Roswell Spencer House
The Roswell Spencer House is a historic property located in Pleasant Valley, Iowa, United States. The house was listed on the National Register of Historic Places in 1982.
History
Roswell Spencer was a native of Vermont who headed west in 1830 when he was 29 years old. He initially settled in Greene County, Illinois before settling in Rock Island, Illinois. After he served in the Black Hawk War he relocated to the newly opened lands of eastern Iowa. He became the first white settler in what would become Pleasant Valley Township when he built a log cabin near the mouth of Spencer Creek in 1833. The following year he built another cabin above the mouth of Crow Creek. Spencer was a farmer and an industrialist. He operated saw mills with his partner Stephen Henley on both Spencer and Crow creeks. He established another sawmill on Spencer Creek with John Work in 1837. The following year he and Henley brought down the Mississippi River one of the first rafts of white pine logs from Wisconsin.
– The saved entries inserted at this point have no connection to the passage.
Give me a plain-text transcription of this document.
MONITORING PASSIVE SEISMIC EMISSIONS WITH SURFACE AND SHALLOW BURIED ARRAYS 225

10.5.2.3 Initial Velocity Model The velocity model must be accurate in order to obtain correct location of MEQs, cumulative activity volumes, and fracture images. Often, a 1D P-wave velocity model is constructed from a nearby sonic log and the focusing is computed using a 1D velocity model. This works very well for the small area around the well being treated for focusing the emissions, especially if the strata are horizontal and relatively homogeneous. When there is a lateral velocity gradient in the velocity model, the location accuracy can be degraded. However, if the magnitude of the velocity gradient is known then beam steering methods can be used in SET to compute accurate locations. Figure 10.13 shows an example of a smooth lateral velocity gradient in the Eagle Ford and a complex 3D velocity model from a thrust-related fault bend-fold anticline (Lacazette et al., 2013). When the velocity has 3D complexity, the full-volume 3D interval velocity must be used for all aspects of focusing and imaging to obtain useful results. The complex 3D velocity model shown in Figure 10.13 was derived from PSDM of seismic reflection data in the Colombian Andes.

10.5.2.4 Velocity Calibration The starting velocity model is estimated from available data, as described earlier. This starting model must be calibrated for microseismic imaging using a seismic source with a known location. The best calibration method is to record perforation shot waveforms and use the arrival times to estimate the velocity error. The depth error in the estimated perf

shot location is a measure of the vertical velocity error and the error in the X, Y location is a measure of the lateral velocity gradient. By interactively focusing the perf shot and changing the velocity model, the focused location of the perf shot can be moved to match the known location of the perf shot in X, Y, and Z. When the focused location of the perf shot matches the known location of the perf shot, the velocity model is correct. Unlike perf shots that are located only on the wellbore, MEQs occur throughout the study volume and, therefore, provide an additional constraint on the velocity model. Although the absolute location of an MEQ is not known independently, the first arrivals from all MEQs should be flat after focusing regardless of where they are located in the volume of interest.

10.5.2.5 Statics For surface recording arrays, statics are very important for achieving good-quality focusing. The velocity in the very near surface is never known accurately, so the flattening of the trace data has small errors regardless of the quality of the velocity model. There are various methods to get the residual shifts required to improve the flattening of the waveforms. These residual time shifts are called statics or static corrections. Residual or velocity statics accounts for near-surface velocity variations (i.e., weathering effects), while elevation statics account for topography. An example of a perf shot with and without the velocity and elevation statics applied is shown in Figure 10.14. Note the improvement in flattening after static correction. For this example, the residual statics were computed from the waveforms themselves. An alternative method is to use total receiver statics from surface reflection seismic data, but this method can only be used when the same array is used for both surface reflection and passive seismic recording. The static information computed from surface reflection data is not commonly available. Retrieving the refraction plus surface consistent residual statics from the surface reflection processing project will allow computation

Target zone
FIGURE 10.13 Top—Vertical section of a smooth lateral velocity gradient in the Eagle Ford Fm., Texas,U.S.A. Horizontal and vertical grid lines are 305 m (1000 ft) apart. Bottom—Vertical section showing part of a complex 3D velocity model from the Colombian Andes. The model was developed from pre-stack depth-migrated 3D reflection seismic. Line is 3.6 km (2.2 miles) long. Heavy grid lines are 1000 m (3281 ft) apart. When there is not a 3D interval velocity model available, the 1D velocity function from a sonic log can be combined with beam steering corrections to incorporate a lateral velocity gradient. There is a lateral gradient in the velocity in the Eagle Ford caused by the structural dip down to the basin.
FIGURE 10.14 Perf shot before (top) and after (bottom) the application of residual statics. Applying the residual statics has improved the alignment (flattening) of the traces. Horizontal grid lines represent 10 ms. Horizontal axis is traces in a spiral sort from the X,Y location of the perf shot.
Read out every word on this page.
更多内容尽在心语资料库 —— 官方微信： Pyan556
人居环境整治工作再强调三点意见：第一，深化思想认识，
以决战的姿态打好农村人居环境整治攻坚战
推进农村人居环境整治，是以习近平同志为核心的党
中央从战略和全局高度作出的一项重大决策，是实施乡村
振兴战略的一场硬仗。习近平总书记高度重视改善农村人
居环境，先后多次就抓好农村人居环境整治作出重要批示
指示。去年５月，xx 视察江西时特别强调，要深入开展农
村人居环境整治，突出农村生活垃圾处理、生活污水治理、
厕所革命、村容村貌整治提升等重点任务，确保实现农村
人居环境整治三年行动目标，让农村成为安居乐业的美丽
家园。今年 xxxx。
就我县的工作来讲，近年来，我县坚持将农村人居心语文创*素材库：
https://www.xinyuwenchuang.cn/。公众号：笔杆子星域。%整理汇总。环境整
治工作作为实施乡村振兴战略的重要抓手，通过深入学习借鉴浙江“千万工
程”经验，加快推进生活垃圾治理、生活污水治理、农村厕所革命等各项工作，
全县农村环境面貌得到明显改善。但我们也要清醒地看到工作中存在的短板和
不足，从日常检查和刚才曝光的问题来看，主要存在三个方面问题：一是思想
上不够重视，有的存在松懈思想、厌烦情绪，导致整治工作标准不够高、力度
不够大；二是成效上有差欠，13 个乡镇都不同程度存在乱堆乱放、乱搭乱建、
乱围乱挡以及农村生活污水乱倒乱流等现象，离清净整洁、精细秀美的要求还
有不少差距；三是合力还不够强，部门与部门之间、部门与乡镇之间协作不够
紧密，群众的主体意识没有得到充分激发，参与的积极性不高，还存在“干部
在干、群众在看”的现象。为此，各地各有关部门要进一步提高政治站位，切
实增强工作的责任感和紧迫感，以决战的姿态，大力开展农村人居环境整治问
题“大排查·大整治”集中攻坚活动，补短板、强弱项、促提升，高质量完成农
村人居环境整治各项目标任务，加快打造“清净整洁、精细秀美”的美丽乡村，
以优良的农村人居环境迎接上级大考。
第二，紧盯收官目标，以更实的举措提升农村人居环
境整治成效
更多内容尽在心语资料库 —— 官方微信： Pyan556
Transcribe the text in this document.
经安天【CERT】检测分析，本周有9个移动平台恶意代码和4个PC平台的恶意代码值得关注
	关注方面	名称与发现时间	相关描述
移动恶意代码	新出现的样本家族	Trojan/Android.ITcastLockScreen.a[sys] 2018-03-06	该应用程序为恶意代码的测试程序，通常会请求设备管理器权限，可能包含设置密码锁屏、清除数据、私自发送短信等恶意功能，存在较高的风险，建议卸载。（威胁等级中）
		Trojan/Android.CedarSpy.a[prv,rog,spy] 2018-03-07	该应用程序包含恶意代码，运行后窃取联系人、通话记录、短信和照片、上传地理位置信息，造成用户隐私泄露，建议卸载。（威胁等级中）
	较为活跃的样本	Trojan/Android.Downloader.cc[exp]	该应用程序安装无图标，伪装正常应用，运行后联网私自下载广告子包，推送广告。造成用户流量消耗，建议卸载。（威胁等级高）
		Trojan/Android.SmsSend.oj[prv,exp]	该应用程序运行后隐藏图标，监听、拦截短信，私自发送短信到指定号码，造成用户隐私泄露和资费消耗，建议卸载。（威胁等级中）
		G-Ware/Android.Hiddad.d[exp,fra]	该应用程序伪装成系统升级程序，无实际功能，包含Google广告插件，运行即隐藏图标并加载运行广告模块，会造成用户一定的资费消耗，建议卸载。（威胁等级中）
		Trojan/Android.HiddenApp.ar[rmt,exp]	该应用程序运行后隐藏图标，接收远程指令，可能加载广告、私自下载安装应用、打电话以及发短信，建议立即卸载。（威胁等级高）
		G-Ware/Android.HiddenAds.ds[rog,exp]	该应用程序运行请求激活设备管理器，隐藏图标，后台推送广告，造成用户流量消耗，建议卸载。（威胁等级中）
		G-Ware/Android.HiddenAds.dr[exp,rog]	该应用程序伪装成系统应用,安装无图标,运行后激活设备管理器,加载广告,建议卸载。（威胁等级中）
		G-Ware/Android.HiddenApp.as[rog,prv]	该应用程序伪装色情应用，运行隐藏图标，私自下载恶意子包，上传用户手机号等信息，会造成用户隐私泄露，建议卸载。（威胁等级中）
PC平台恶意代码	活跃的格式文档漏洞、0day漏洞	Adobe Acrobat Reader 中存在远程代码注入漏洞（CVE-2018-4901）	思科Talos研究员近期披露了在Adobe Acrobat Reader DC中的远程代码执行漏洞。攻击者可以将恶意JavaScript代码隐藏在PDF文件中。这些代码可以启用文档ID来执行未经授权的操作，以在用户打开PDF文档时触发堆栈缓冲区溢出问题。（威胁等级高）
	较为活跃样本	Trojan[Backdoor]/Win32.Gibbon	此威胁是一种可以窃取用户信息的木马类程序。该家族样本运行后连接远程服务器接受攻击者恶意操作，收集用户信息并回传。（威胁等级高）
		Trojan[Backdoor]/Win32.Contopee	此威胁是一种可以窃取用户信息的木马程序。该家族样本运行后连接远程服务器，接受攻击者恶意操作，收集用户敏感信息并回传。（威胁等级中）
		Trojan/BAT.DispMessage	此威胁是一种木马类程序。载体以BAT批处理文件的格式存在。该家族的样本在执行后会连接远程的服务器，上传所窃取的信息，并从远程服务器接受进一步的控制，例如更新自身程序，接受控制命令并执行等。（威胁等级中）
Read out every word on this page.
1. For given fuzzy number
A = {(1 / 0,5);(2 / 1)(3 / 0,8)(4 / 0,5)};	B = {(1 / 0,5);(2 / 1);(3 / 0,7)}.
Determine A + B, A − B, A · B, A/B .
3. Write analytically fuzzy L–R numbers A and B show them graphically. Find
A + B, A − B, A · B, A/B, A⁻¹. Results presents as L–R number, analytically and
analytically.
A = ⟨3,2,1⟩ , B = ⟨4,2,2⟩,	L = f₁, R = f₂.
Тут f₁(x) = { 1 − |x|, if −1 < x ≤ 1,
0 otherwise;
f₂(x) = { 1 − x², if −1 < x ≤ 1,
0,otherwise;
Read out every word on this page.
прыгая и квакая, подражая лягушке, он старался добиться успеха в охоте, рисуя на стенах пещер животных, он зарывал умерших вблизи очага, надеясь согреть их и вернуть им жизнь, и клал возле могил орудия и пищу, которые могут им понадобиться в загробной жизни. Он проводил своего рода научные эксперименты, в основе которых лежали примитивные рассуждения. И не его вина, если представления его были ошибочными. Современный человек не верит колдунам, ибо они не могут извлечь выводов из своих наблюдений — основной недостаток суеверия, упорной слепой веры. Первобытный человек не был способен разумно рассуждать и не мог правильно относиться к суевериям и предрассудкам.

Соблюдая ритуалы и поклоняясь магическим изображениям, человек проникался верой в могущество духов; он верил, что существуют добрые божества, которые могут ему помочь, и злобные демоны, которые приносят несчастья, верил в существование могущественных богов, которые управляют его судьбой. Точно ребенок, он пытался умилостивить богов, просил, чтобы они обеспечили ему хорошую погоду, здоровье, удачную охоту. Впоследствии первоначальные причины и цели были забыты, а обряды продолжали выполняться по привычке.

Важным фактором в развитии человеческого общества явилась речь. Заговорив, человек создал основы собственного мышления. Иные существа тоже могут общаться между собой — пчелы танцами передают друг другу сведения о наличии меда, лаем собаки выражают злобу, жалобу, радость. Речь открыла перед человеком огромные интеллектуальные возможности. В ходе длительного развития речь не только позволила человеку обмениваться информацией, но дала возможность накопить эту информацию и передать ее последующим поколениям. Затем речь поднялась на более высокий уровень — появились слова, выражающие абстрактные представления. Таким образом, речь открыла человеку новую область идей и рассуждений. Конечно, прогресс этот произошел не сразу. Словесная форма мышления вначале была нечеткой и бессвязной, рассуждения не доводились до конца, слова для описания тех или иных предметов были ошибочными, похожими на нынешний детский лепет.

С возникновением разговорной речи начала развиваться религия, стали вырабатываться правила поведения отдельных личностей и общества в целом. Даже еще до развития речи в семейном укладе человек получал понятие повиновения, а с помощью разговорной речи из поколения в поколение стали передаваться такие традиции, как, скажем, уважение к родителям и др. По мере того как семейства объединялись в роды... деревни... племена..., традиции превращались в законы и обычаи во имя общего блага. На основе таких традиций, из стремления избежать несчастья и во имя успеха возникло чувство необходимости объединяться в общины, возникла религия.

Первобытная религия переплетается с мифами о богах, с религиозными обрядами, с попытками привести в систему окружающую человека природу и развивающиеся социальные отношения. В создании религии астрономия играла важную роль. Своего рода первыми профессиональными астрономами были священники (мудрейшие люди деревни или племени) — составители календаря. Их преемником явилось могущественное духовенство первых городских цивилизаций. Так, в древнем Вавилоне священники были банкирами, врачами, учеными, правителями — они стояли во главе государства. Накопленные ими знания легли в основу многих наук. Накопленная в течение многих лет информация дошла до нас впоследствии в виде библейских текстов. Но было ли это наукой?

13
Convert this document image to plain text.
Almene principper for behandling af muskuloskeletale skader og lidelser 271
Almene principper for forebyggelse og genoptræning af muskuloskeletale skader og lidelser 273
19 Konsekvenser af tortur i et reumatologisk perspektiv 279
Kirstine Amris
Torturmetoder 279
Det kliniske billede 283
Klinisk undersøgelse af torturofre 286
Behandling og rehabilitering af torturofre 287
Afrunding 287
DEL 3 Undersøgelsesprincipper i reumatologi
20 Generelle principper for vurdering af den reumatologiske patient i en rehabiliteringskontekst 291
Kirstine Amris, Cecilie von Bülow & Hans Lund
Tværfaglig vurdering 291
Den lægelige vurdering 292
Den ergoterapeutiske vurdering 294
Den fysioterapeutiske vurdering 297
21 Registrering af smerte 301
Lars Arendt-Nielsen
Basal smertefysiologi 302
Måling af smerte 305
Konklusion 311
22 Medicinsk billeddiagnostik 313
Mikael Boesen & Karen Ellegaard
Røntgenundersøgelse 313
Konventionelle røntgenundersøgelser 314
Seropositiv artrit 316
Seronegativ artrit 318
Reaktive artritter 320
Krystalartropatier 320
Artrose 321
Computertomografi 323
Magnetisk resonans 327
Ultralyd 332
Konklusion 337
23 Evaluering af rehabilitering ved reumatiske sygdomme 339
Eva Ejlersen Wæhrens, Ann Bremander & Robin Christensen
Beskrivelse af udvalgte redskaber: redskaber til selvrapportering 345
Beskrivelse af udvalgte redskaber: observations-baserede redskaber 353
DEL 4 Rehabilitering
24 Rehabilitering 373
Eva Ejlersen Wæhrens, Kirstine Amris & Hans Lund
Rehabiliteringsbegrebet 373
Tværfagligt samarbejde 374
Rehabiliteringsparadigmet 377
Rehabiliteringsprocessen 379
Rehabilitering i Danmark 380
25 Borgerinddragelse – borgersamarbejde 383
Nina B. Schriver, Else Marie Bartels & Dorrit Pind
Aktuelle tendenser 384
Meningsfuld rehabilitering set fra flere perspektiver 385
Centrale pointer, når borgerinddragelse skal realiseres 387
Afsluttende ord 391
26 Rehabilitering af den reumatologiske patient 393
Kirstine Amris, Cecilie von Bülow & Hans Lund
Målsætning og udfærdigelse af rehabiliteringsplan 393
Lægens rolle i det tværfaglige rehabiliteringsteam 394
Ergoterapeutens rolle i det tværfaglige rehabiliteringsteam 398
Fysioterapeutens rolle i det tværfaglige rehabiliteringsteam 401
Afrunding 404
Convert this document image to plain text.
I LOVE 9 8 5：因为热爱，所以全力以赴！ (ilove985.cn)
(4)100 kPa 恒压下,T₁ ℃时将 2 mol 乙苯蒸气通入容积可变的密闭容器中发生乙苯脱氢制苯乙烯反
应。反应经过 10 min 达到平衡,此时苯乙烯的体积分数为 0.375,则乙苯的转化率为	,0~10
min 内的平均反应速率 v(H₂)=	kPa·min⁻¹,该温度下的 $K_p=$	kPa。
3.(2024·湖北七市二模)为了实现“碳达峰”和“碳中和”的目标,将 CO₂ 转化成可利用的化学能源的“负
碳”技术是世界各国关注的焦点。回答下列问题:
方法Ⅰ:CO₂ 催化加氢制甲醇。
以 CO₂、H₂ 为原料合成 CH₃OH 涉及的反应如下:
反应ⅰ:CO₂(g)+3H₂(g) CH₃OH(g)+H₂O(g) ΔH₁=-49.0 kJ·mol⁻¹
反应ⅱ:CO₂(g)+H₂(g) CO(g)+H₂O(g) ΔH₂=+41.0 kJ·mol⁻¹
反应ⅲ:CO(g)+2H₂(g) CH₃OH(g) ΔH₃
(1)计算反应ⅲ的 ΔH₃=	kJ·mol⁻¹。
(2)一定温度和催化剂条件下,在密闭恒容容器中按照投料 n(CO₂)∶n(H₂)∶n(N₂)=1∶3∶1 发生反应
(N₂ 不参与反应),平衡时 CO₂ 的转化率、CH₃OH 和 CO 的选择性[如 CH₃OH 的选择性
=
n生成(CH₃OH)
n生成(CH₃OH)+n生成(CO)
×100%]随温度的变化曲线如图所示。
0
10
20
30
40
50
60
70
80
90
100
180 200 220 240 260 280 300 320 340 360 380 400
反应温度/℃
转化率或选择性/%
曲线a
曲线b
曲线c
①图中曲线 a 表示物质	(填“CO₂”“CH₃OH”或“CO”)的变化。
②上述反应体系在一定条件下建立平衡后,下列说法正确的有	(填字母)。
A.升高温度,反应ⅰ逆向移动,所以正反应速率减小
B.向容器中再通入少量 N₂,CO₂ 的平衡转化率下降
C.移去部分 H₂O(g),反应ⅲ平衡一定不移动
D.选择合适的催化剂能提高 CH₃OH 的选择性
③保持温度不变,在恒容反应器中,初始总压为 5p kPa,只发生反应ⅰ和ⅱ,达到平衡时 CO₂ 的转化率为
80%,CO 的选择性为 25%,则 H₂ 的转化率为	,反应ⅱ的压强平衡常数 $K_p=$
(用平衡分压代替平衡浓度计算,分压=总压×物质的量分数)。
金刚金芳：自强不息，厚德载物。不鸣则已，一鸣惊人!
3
Spencer entered politics and became Scott County's first treasurer.Spencer built this house in the early 1850s and a steam-powered flouring mill across from the house in 1856. In the Financial Panic of 1857, he lost all of his property, except for his house. He served as the local postmaster and continued to live in Pleasant Valley until 1862 when he moved to Cedar County, Iowa where he was once again engaged in farming. Spencer returned to Rock Island in 1866 where he worked in the grocery business. He died there in 1876.